COVID19 SENIOR
April 20, 2020
Thirteen years. That’s how long I have been in school, as pre-preschool gives you that extra year. Everything I have ever done academically has been halted and now is blocking me from the one thing I have worked so hard and so long for, graduation. Senior year is supposed to be the best year of your life. I have been able to experience so much this year. I got to manage soccer for the second year, went to tournaments and matches in places I have never been; I got to watch as my boys win Western Big Six (8), I watched them beat one of the best schools that Rocky has ever faced.
Senior year was THE year. I got to help create an award winning yearbook with my friends. I got to show everyone I was capable of doing my part in creating the book. If I would have known that this was going to halt my senior year, I would have done everything I did 1000% better that I did. I would have talked to my teachers longer. I would have helped them out with anything I could have; whether it was stapling papers, running things to the main office or the deans complex, hole punching papers or organizing papers.

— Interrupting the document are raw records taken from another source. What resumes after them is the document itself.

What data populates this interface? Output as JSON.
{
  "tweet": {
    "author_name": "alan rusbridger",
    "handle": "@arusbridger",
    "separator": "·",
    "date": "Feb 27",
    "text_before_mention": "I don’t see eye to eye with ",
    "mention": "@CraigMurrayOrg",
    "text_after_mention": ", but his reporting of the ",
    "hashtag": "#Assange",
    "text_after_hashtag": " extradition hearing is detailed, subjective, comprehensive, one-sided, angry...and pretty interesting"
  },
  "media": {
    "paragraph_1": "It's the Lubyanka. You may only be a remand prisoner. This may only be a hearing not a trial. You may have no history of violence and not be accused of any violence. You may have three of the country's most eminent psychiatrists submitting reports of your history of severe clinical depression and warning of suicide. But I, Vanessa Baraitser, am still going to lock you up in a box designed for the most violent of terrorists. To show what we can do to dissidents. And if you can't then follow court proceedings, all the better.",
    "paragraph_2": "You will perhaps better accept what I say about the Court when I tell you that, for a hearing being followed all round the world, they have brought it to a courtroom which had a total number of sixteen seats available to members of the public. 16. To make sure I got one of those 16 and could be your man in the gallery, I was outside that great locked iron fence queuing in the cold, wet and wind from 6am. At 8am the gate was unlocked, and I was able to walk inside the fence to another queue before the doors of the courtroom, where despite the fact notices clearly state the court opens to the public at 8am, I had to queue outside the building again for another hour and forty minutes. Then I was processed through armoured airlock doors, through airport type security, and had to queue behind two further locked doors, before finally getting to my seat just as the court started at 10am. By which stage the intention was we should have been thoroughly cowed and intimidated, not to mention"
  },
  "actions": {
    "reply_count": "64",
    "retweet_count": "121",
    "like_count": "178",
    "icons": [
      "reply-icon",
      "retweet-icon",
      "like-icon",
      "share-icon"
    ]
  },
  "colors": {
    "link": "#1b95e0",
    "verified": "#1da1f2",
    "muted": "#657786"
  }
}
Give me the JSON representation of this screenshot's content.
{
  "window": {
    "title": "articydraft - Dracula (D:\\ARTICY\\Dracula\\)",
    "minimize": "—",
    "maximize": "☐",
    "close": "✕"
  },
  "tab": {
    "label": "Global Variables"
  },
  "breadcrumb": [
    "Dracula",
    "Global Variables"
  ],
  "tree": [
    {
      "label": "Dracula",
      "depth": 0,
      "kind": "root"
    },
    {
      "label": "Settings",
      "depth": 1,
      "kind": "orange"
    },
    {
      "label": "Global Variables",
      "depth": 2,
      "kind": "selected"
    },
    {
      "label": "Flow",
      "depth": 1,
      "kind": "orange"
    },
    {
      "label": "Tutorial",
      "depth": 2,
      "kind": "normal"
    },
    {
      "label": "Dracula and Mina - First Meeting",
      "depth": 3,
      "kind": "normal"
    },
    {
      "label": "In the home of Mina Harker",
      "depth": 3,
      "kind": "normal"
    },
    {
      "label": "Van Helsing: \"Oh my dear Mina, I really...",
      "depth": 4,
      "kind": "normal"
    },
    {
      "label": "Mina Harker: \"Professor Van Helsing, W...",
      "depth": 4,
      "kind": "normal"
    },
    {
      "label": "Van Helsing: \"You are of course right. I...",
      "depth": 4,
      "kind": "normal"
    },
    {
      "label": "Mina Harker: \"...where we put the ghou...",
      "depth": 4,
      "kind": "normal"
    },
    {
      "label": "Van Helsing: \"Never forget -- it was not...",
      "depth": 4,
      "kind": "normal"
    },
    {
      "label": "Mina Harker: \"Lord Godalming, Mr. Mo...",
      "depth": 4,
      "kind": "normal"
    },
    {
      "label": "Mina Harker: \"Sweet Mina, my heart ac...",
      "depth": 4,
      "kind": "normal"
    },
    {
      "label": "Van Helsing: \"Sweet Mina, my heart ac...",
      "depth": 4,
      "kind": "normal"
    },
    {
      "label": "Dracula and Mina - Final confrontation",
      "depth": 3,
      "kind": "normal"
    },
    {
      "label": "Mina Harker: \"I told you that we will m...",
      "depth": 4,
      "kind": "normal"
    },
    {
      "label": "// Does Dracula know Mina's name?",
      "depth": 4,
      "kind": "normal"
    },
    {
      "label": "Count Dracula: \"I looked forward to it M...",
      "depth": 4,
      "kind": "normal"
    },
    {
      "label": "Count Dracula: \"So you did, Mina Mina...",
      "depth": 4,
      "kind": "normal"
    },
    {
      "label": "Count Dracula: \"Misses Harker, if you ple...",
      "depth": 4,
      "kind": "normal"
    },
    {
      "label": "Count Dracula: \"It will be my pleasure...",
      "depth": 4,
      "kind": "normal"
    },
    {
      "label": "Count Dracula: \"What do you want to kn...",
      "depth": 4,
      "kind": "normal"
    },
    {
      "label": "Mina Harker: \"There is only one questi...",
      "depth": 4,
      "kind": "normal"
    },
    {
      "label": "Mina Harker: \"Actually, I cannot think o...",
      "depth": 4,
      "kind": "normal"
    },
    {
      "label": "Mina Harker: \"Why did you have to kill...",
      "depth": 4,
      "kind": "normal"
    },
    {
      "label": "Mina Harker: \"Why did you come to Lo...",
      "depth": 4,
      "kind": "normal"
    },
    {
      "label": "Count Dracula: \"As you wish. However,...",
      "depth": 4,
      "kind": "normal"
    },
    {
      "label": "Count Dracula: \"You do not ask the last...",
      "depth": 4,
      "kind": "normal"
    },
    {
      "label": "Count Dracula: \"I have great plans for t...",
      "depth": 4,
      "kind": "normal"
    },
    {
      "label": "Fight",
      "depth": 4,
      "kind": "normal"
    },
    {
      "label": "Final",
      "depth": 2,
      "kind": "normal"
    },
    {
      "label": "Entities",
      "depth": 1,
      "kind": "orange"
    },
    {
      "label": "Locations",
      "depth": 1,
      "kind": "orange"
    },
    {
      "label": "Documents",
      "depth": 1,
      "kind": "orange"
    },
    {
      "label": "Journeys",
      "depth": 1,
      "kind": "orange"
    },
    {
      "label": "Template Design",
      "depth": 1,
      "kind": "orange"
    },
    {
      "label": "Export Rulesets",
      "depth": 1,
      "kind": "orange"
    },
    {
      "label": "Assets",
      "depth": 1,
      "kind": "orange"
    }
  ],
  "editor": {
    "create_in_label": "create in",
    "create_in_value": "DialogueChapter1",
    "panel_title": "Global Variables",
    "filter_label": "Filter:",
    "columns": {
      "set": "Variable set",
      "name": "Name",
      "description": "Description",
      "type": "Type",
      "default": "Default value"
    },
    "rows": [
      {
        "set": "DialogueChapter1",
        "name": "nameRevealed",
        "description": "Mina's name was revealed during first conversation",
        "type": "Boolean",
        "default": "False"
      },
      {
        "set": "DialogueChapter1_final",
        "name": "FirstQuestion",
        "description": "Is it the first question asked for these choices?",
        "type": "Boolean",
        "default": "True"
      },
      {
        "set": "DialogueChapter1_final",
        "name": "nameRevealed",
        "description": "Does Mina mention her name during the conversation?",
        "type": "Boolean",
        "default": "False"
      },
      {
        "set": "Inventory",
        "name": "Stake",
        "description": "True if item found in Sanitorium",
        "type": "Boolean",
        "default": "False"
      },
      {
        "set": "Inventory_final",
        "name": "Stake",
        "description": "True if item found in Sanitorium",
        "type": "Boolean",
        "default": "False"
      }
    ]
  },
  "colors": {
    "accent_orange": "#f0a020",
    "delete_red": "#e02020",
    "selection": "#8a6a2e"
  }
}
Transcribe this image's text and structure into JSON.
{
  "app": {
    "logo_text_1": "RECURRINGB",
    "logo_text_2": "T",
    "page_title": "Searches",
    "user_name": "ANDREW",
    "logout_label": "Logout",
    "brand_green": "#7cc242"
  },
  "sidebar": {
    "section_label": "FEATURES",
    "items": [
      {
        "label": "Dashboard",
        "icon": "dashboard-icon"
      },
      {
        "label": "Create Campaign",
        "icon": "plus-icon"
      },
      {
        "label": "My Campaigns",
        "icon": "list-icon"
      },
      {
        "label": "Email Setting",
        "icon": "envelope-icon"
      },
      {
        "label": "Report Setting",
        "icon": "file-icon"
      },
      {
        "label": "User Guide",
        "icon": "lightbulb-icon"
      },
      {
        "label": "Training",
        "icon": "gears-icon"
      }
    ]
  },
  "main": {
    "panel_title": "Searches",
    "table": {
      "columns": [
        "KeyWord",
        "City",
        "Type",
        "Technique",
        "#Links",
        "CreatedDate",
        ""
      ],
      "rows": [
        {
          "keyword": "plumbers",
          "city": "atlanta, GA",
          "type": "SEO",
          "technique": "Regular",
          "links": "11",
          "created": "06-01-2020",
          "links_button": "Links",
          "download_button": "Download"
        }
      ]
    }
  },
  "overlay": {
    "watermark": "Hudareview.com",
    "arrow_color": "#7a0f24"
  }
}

This year I would have been able to go on the senior trip with all of my friends. No one heard this from me, but there is a chance that I am going to miss the good ole’ Senior Skip Day with my friends that Monday after my senior prom. Every year, the seniors get to go back to their old elementary schools and walk through their old hallways, see all their old teachers that helped groom them in their early years. There is a possibility that I won’t have the opportunity to have that experience.
I believe that it is important to have all of these experiences. I believe that it is essential for seniors to finish their final year of high school strong, memorable, and be prepared and excited to enter the “Real World” and for some to move onto the next level of education. Watching your son or daughter walk across the stage is a big deal to some parents. I know this because my mom cried at least three days before my brother graduated. She had to let her baby grow up into the string-bean redhead ginger he was meant to be.
I have had my senior night with the RIHS Boys Soccer team, but I feel like I won’t get the chance to play my final season of softball. I don’t play for my school, but I do play for RIGS, a slow pitch softball league, which has been my life for the last 7 years. It still would have been my senior season. I have created more bonds than I can count by playing with the girls who I call family. Softball has helped me balance my time. I get home from school, then chores, snacky snack time, start homework, get ready for softball, head to practice for 2-3 hours, go home and shower, finish homework, eat some late night dinner, go to bed. Repeat. Softball has taught me to build bonds, and work hard, and how to work together and how to understand my teammates so well to the point I know what they are going to do on the field before the ball is hit. (I am referencing my third basemen, I was her shortstop and she was my third basemen. We completely understood each other.)
As a senior, this would have been my last year to make something of myself and prepare me for college. The impact of COVID-19 has been different on the class of 2020 than it has been for everyone else. As I have said before, senior year is supposed to be the best year of your life. Everyone before us has gotten to experience their senior prom, got to walk the stage with their closest friends, as their family watches them say their final goodbye to the last 12 years of their life.
Two-thousand and twenty has been a rollercoaster that is giving us all whiplash. Living through this time and trying to complete school has been a confusing and hard time. But I am getting through it, one assignment, a few emails and texts with my teachers at a time.